(rh)
Stadtgeflüster vom 24. Mai 2012

23.05.2012 | Stand 03.12.2020, 1:27 Uhr

(rh) Neulich beim Italiener im Südviertel. Das Lokal ist gut besucht. Gut ist gar kein Ausdruck, es ist rappelvoll. Die Kellner fliegen nur so hin und her, wissen kaum noch, ob an Tisch sieben die Pizza quattro stagioni mit oder ohne Sardellen geordert war und ob der Herr an Tisch neun vielleicht deshalb so grimmig schaut, weil das Weizen schlecht eingeschenkt ist oder die Ehefrau ihm soeben ein unangenehmes Geständnis gemacht hat.

Die Küche leistet Übermenschliches, der Pizzaofen glüht, die Wangen des Wirtes auch.

Mitten in dem lauten Gewurl aus behaglich kauenden, meist gut gelaunten und munter erzählenden Gästen: ein ganzer Tisch voller Zukunftsmusik.
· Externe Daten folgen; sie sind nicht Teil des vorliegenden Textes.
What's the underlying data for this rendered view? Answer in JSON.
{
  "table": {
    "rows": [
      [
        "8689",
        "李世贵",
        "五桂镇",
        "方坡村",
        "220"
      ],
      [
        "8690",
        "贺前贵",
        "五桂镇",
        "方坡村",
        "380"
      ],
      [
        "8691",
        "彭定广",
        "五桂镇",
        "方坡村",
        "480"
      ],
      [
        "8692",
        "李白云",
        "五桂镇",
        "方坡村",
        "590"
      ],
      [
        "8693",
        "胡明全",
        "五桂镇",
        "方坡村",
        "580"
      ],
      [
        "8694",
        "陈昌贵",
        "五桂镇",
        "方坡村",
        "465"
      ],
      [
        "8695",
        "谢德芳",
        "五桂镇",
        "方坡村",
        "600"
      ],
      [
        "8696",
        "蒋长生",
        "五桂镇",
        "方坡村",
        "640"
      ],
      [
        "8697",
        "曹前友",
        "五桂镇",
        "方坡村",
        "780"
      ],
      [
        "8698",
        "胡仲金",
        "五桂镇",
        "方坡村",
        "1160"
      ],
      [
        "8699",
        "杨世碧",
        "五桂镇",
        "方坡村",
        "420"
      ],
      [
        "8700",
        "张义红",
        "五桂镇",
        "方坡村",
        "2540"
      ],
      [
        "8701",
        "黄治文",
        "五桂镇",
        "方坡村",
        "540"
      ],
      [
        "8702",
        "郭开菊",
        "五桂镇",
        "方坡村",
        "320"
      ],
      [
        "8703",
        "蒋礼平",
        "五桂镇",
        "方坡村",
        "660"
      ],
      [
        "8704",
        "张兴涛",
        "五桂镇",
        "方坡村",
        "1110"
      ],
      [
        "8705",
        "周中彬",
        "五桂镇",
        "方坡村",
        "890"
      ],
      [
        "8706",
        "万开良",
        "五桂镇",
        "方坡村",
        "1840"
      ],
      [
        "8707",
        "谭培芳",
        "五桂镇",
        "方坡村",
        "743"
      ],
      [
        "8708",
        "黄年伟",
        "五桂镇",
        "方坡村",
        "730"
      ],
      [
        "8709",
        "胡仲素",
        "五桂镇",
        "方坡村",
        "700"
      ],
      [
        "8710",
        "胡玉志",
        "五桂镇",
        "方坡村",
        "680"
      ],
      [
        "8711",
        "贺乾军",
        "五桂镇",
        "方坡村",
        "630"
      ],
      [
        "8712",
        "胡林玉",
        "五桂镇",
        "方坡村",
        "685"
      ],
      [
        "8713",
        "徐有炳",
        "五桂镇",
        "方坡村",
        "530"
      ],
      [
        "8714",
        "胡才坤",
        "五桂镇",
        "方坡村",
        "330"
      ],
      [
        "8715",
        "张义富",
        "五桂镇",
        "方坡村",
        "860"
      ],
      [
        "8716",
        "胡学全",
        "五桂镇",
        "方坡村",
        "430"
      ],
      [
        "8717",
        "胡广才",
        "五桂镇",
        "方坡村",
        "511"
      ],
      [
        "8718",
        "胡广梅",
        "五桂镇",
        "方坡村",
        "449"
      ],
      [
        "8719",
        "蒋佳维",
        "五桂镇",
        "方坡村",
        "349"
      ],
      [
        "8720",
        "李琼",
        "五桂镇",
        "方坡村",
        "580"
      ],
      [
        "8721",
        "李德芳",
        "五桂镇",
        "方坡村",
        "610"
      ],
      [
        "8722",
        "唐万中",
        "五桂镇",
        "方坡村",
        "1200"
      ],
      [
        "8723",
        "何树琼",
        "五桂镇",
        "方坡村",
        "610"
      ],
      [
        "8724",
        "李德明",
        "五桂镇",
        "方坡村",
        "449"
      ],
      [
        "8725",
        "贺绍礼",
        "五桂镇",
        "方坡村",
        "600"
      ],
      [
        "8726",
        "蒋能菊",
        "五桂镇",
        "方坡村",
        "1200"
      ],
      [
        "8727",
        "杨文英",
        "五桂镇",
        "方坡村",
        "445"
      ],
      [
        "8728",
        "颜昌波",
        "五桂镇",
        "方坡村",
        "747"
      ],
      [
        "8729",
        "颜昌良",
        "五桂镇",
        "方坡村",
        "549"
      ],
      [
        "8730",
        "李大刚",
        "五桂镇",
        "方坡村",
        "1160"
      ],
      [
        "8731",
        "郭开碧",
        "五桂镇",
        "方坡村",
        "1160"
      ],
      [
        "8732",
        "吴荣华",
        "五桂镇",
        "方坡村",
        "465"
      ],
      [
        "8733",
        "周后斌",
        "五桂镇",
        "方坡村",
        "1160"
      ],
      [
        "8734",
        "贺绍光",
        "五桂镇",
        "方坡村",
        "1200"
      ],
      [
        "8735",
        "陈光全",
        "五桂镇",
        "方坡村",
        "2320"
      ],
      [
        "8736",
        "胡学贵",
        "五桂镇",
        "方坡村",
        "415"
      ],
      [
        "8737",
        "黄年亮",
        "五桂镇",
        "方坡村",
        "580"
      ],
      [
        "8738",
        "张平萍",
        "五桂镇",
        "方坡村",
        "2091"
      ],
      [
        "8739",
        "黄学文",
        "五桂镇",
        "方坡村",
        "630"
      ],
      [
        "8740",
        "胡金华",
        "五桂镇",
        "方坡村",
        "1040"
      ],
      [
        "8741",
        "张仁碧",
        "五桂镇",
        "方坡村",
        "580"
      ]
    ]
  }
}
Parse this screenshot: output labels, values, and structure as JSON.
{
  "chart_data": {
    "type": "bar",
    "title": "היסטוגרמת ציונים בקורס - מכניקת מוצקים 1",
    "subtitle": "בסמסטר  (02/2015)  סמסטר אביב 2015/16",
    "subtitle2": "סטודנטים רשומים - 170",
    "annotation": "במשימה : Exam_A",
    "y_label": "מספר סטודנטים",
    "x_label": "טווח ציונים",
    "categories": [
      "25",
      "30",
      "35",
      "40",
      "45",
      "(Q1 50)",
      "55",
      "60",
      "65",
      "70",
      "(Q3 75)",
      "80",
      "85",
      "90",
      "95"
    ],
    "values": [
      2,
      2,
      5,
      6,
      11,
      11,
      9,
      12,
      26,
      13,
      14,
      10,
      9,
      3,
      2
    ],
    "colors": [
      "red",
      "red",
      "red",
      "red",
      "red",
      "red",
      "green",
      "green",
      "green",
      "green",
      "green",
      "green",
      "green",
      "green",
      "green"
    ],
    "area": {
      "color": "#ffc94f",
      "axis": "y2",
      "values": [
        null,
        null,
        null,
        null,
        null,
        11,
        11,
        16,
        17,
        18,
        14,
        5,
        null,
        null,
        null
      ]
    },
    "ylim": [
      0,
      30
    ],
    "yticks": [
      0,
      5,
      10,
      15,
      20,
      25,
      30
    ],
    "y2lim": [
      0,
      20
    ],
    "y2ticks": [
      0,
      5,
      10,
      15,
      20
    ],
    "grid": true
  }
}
Kinderlärm, so heißt es ja, ist Zukunftsmusik. Egal ob bei 110 oder 120 Dezibel. Für die Eltern steht fest: Heute darf’s etwas mehr sein. Spiel ohne Grenzen in italienischem Ambiente, vor großem Publikum. Die Rasselbande gerät langsam völlig außer Kontrolle, springt auf Stühle, springt herunter, rennt schreiend, quiekend, hüpfend von Tisch zu Tisch, quer durchs Lokal, immer wieder, von einem Ende zum anderen. Nur keine Hemmungen. Die Eltern sind außer sich vor Entzücken, dass es ihren Kindern so gut geht. Man erwartet jeden Moment, dass sie selber anfangen, vor der Theke Purzelbäume zu schlagen.

Drei Herren mittleren Alters versuchen derweil verzweifelt, sich in dem dampfenden Hexenkessel auf ihr bescheidenes Nudelgericht zu konzentrieren. Eigentlich wollten sie sich an diesem Abend nett unterhalten, aber das müssen sie wohl umständehalber auf nächste Woche verschieben. Irgendeiner muss ja später mal unsere Rente bezahlen, sagen sie sich und ergeben sich in ihr Schicksal. Denn Kinderlärm ist schließlich Zukunftsmusik. Einen Schnaps auf Kosten des Hauses lehnt die Runde der stillen Zecher dankend ab. Herr Ober, bitte zahlen!